As happens so often with me these days, an article published by Robert Reich on March 31 alerted me to a problem that should concern all of us: the degradation of our Supreme Court. The court has no power to enforce its findings. All it has is public trust. It depends on the Congress and the White House to carry out its decisions. What happens when the court becomes so sullied that the public no longer trusts it?
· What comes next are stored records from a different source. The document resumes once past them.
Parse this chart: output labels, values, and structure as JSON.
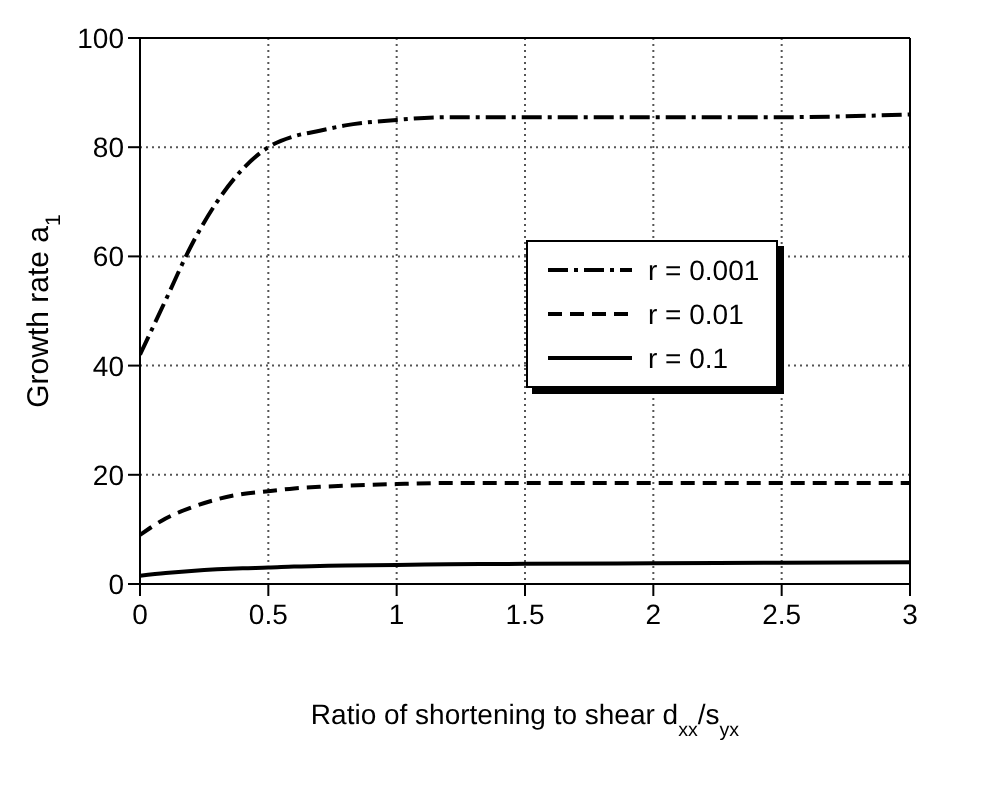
{
  "chart_data": {
    "type": "line",
    "xlabel": "Ratio of shortening to shear d$_{xx}$/s$_{yx}$",
    "ylabel": "Growth rate a$_{1}$",
    "xlim": [
      0,
      3
    ],
    "xticks": [
      0,
      0.5,
      1,
      1.5,
      2,
      2.5,
      3
    ],
    "ylim": [
      0,
      100
    ],
    "yticks": [
      0,
      20,
      40,
      60,
      80,
      100
    ],
    "grid": true,
    "legend": "right",
    "marker": "none",
    "x": [
      0,
      0.1,
      0.2,
      0.3,
      0.4,
      0.5,
      0.6,
      0.7,
      0.8,
      1,
      1.2,
      1.5,
      2,
      2.5,
      3
    ],
    "series": [
      {
        "name": "r = 0.001",
        "color": "#000000",
        "line_style": "dashdot",
        "values": [
          42,
          52,
          62,
          70,
          76,
          80,
          82,
          83,
          84,
          85,
          85.5,
          85.5,
          85.5,
          85.5,
          86
        ]
      },
      {
        "name": "r = 0.01",
        "color": "#000000",
        "line_style": "dashed",
        "values": [
          9,
          12,
          14,
          15.5,
          16.5,
          17,
          17.5,
          17.8,
          18,
          18.3,
          18.5,
          18.5,
          18.5,
          18.5,
          18.5
        ]
      },
      {
        "name": "r = 0.1",
        "color": "#000000",
        "line_style": "solid",
        "values": [
          1.5,
          2,
          2.4,
          2.7,
          2.9,
          3,
          3.2,
          3.3,
          3.4,
          3.5,
          3.6,
          3.7,
          3.8,
          3.9,
          4
        ]
      }
    ]
  }
}
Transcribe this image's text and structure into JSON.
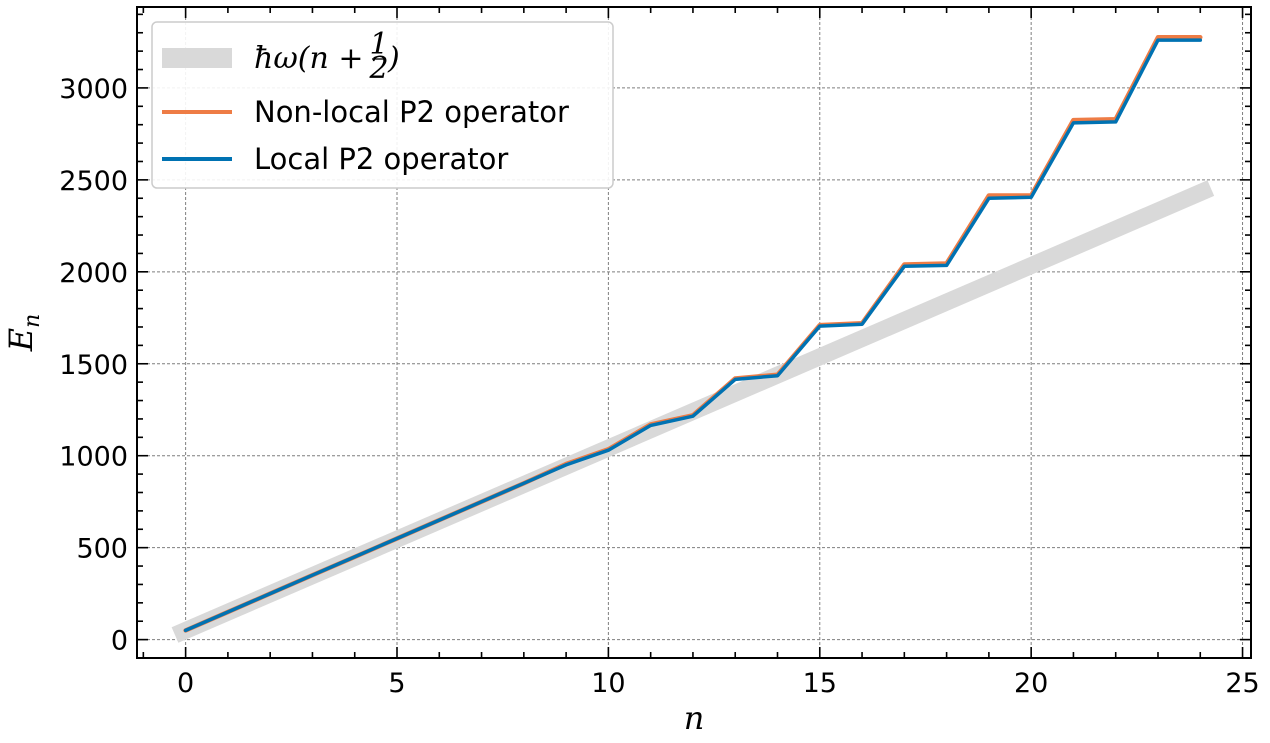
{
  "chart_data": {
    "type": "line",
    "title": "",
    "xlabel": "n",
    "ylabel": "E",
    "ylabel_sub": "n",
    "xlim": [
      -1.15,
      25.2
    ],
    "ylim": [
      -100,
      3440
    ],
    "xticks": [
      0,
      5,
      10,
      15,
      20,
      25
    ],
    "xtick_labels": [
      "0",
      "5",
      "10",
      "15",
      "20",
      "25"
    ],
    "yticks": [
      0,
      500,
      1000,
      1500,
      2000,
      2500,
      3000
    ],
    "ytick_labels": [
      "0",
      "500",
      "1000",
      "1500",
      "2000",
      "2500",
      "3000"
    ],
    "grid": true,
    "legend_position": "top-left",
    "series": [
      {
        "name": "ħω(n + 1/2)",
        "legend_math": {
          "prefix": "ħω(",
          "var": "n",
          "plus": "+",
          "num": "1",
          "den": "2",
          "suffix": ")"
        },
        "color": "#d9d9d9",
        "x": [
          -0.25,
          24.25
        ],
        "y": [
          25,
          2455
        ]
      },
      {
        "name": "Non-local P2 operator",
        "color": "#ee7c45",
        "x": [
          0,
          1,
          2,
          3,
          4,
          5,
          6,
          7,
          8,
          9,
          10,
          11,
          12,
          13,
          14,
          15,
          16,
          17,
          18,
          19,
          20,
          21,
          22,
          23,
          24
        ],
        "y": [
          50,
          150,
          250,
          350,
          450,
          550,
          650,
          750,
          850,
          955,
          1035,
          1170,
          1220,
          1420,
          1440,
          1710,
          1720,
          2040,
          2045,
          2415,
          2415,
          2825,
          2830,
          3275,
          3275
        ]
      },
      {
        "name": "Local P2 operator",
        "color": "#0072b2",
        "x": [
          0,
          1,
          2,
          3,
          4,
          5,
          6,
          7,
          8,
          9,
          10,
          11,
          12,
          13,
          14,
          15,
          16,
          17,
          18,
          19,
          20,
          21,
          22,
          23,
          24
        ],
        "y": [
          50,
          150,
          250,
          350,
          450,
          550,
          650,
          750,
          850,
          950,
          1030,
          1165,
          1215,
          1415,
          1435,
          1705,
          1715,
          2030,
          2035,
          2400,
          2405,
          2810,
          2815,
          3260,
          3260
        ]
      }
    ]
  }
}
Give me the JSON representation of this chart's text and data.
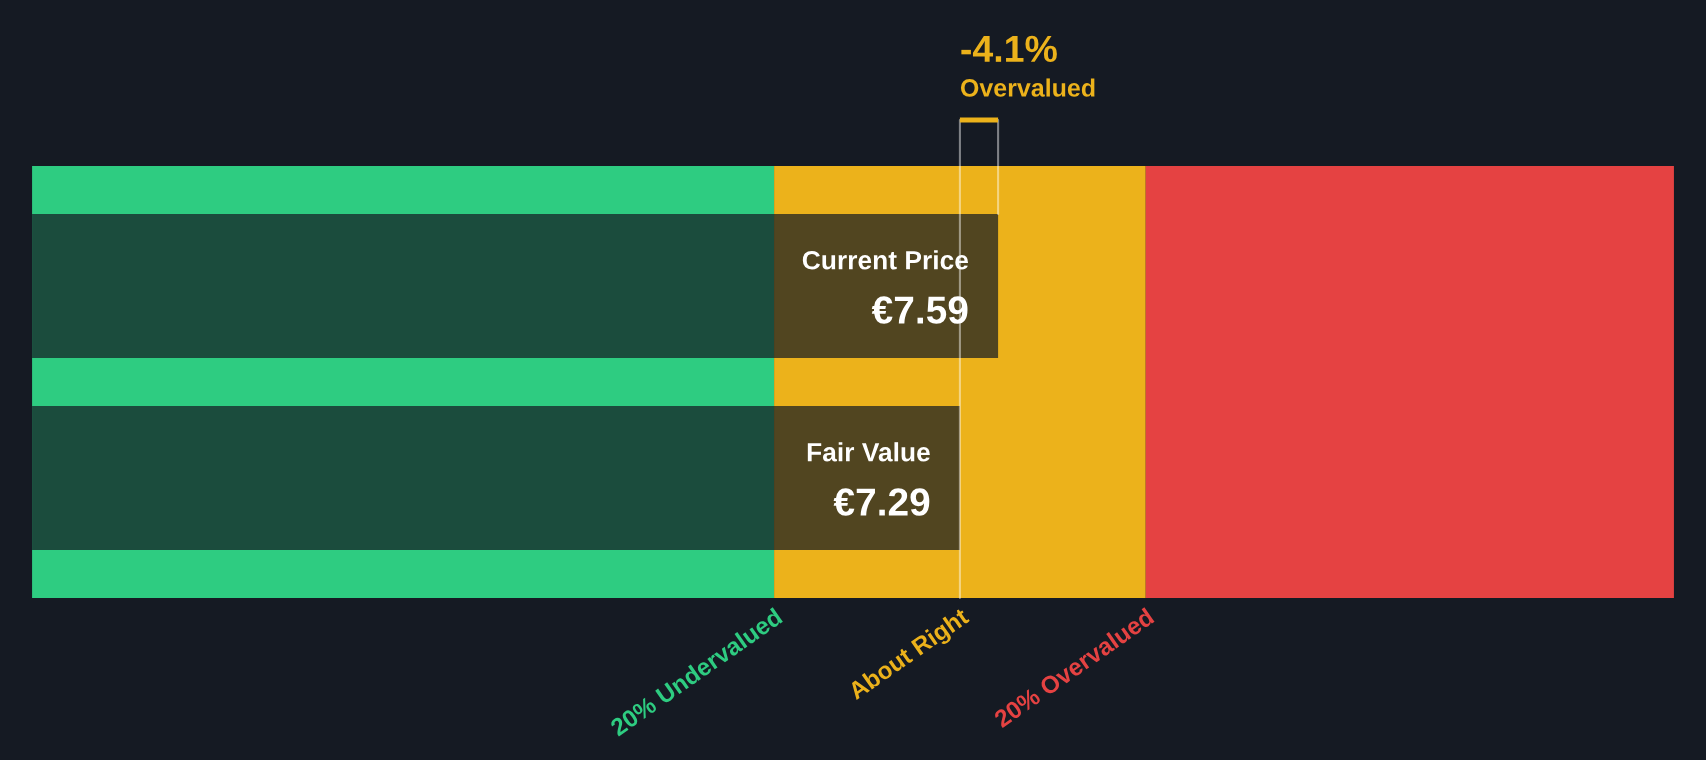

Thanks primarily to Donald Trump and his Republican supporters assisted by Justice Clarence Thomas and his wife Ginni, public trust in the court is at an all-time low. For example, in a national survey by Pew Research Center before Justice Stephen Breyer announced his retirement, only 54 percent of U.S. adults said they have a favorable opinion of the Supreme Court. Another survey conducted in January found that the share of adults with a favorable view of the court has recently declined by 15 percentage points. Other studies indicate that current views of the court are among the least positive in surveys dating back nearly four decades. Finally, in data reported by Forbes, less than 40 percent of Americans believe the U.S. Supreme Court is nonpartisan; only 37 percent think the court’s recent decisions demonstrate that it acts in a “serious and constitutionally sound manner;” a 47 percent plurality think the court is “split into parties, similar to Democrats and Republicans in Congress;” and a 72 percent majority want the Supreme Court to impose a code of ethics—while there’s one in place for federal judges in lower courts, Supreme Court justices aren’t bound by it.
These findings are merely the latest evidence of the profound damage inflicted by Trump and his Republican followers when they packed the court with second-rate jurists. Unless the administration and Congress move quickly to alter the structure of the Supreme Court—probably by increasing the number of justices so that the progressives balance out the conservatives—the damage will be profound and lasting.
It’s time for American citizens to write to the president and Congress and demand changes that will restore the court’s prestige and power.